Performance comparison of our method with original and other methods for a Lena and b Airplane

Finally, the embedded images of different test images by the proposed method having payloads of 131,072 bits with 0.5 bit per pixel (bpp), 262,144 bits with 1.0 bpp, and 512,000 bits with 1.95 bpp are given in Fig. 10, detailed information of the embedded images is listed in Table 4. As shown in the figure, there is not much difference between the original and watermarked images to human eyes; and for images with a high embedding rate of 1.95 bpp, the image quality is still quite good. The result is as expected, since reversible watermarking algorithm has the characteristic that no significant difference between the original and marked images, human being usually can not distinguish whether the given image is watermarked or not. Regardless of the watermark size, details of the images usually are preserved quite well after reversible watermarking, however, if the watermark to be embedded is too large, blocking effect will appear.

Fig. 10
figure 10

Embedded images. ac Lena (0.5, 1.0 and 1.95 bpp), df Airplane (0.5, 1.0 and 1.95 bpp), gi Lighthouse (0.5, 1.0 and 1.95 bpp) and ik Barbara (0.5 and 1.0 bpp)

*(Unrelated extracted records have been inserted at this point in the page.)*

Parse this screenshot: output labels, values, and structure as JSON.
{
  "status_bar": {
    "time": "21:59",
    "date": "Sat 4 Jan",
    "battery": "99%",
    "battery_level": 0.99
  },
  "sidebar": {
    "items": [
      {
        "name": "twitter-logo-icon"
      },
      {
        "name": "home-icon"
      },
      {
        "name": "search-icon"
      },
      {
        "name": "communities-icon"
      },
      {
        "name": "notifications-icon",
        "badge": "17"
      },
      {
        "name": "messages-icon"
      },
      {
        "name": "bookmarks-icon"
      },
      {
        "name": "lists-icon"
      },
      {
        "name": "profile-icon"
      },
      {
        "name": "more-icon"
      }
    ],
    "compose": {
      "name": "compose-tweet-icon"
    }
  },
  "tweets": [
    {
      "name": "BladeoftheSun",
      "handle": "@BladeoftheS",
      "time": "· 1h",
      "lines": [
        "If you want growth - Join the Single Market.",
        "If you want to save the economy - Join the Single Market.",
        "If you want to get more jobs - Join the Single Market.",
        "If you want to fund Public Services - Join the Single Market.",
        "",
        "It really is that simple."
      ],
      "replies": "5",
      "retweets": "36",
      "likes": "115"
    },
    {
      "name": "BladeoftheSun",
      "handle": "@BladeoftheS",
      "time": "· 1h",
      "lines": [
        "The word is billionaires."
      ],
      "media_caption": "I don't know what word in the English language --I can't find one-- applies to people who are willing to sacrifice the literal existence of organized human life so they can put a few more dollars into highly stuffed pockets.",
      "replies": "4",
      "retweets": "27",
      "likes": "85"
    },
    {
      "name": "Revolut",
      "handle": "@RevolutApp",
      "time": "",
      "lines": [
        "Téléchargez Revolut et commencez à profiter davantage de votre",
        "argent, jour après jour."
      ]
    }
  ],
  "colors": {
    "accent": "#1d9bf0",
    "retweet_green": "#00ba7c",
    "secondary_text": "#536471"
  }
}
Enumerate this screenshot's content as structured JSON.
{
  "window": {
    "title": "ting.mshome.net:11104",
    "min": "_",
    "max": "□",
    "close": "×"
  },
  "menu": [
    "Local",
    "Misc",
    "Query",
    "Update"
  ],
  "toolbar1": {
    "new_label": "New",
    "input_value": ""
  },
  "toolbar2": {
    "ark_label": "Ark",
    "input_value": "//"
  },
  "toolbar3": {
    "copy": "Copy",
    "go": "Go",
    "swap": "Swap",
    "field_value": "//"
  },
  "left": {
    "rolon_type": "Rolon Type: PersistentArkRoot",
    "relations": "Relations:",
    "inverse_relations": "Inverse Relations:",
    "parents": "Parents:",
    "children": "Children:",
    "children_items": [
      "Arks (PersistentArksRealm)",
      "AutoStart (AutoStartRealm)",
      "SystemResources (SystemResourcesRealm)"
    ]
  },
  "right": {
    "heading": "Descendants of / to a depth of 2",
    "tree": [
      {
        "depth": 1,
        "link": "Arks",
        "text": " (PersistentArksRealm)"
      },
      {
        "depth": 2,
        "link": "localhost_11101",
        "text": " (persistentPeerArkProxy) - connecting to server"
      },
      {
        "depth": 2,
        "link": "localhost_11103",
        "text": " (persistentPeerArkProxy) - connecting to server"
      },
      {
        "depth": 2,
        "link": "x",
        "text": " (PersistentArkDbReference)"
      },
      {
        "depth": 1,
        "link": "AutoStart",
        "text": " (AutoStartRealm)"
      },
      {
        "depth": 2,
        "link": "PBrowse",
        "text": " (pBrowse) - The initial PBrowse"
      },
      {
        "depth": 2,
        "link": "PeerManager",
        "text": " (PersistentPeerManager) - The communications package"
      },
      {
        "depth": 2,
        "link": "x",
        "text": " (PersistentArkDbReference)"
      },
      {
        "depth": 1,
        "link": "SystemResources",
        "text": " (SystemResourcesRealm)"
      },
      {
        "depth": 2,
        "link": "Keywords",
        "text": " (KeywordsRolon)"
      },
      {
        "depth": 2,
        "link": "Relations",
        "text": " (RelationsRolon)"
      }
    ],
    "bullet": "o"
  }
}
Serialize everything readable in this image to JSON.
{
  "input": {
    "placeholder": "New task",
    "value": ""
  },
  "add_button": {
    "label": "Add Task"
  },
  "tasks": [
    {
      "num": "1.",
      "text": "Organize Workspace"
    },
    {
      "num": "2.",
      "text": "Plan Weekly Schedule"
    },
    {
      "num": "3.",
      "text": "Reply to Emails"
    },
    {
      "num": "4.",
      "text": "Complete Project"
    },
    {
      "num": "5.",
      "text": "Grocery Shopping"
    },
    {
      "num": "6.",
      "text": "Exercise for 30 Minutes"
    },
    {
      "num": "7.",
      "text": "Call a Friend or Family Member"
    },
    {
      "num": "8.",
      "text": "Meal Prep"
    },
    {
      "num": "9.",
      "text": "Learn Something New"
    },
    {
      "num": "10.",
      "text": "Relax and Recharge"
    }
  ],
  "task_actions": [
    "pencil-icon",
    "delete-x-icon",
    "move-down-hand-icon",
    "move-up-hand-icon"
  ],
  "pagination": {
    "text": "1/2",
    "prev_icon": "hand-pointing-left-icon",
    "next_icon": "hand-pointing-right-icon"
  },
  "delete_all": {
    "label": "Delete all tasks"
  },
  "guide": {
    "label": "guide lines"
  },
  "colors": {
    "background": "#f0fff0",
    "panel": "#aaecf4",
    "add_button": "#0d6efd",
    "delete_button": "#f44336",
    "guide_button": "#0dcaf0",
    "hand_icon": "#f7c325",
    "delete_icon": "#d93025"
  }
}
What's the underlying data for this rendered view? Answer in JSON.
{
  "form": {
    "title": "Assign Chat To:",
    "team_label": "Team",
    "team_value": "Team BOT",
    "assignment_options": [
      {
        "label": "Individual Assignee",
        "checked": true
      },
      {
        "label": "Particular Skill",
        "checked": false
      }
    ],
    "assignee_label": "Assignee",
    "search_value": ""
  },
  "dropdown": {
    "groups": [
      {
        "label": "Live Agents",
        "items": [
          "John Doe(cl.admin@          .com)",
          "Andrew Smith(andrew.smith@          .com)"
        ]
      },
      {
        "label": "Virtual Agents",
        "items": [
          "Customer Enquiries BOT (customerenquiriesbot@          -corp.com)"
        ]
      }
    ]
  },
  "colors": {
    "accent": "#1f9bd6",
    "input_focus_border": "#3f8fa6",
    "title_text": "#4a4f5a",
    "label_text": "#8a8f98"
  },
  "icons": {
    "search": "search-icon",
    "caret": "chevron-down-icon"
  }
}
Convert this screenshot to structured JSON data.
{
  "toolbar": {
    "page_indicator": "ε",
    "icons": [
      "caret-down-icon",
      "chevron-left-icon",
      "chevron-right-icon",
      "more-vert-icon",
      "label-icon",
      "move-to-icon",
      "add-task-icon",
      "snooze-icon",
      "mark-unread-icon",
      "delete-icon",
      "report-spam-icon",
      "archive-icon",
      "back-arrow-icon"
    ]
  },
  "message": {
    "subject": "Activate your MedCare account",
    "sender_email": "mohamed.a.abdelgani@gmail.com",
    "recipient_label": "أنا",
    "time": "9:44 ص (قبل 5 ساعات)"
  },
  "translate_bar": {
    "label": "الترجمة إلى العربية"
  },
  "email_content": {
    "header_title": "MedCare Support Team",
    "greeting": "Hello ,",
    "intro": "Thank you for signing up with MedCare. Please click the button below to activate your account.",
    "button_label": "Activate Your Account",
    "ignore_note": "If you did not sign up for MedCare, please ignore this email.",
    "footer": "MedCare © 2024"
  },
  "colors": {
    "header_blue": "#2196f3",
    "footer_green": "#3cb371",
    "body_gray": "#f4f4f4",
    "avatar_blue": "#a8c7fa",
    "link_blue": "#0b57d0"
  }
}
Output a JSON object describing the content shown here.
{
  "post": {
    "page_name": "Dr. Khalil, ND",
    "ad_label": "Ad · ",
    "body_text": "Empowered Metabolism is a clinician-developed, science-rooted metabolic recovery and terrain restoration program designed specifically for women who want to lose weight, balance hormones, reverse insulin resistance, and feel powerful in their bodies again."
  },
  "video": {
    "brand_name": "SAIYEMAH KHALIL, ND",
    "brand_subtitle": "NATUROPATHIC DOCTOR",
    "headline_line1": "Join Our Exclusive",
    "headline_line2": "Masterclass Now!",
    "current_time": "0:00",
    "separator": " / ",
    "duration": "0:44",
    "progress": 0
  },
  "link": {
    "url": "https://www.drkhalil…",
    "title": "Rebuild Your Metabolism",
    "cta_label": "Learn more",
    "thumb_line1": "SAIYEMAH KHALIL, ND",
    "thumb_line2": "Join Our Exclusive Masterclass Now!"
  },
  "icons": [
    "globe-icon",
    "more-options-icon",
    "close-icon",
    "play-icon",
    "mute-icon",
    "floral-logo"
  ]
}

Table 4 Results of the proposed method

In Table 4, detailed information including the embedding rate, the embedding type, adaptively selected thresholds and PSNR value of the embedded image are shown. For the thresholds, in case of multi-layered embedding, threshold of each layer are given, in the format of 1st layer/2nd layer/and so on. From the results, we can see that adaptive multi-layered algorithm will be applied when the watermark size increases, so that low variation blocks can be reused for embedding repeatedly to reduce distortion introduced. Overall, the results are quite satisfactory; PSNR values of the embedded images are quite high, even for the images with high embedding rate of 1.95 bpp, PSNR values are still greater than 23 dB.

Besides the objective evaluation experiments, subjective evaluation have also been carried out on the embedded images shown in Fig. 10. These images are presented to the testers, and every tester is asked to tell whether the given image carries watermark. For embedded images with embedding rate of 0.5 bpp and 1.0 bpp, most testers tell that there is no watermark, which indicates that only images with high embedding rate can be identified by human eyes. Followed by, the original images are given to the testers for comparison with the embedded images. For embedded images with embedding rate of 0.5 bpp, most testers tell that there is no difference between the original and embedded images. With embedding rate of 1.0 bpp, only some testers notice the difference, and for high embedding rate of 1.95 bpp, due to obvious blocking effect, all testers identify the difference. Overall, human eyes mostly can not identify the differences between the original and marked images if the embedding rate is not too high.

6 Conclusion

In this paper, we proposed an algorithm that improves a recently proposed generalized integer transform reversible watermarking scheme in two aspects. One is an improved distortion control through adaptively chosen threshold in the algorithm. The other is further reducing the size of the location map to be embedded, thus less capacity is used for storing overhead so as to increase its embedding capacity. Overall, it provides high embedding capacity whereas maintains good visual quality for the embedded image. Experimental results also indicate that the proposed method has improved performance compared with the existing methods.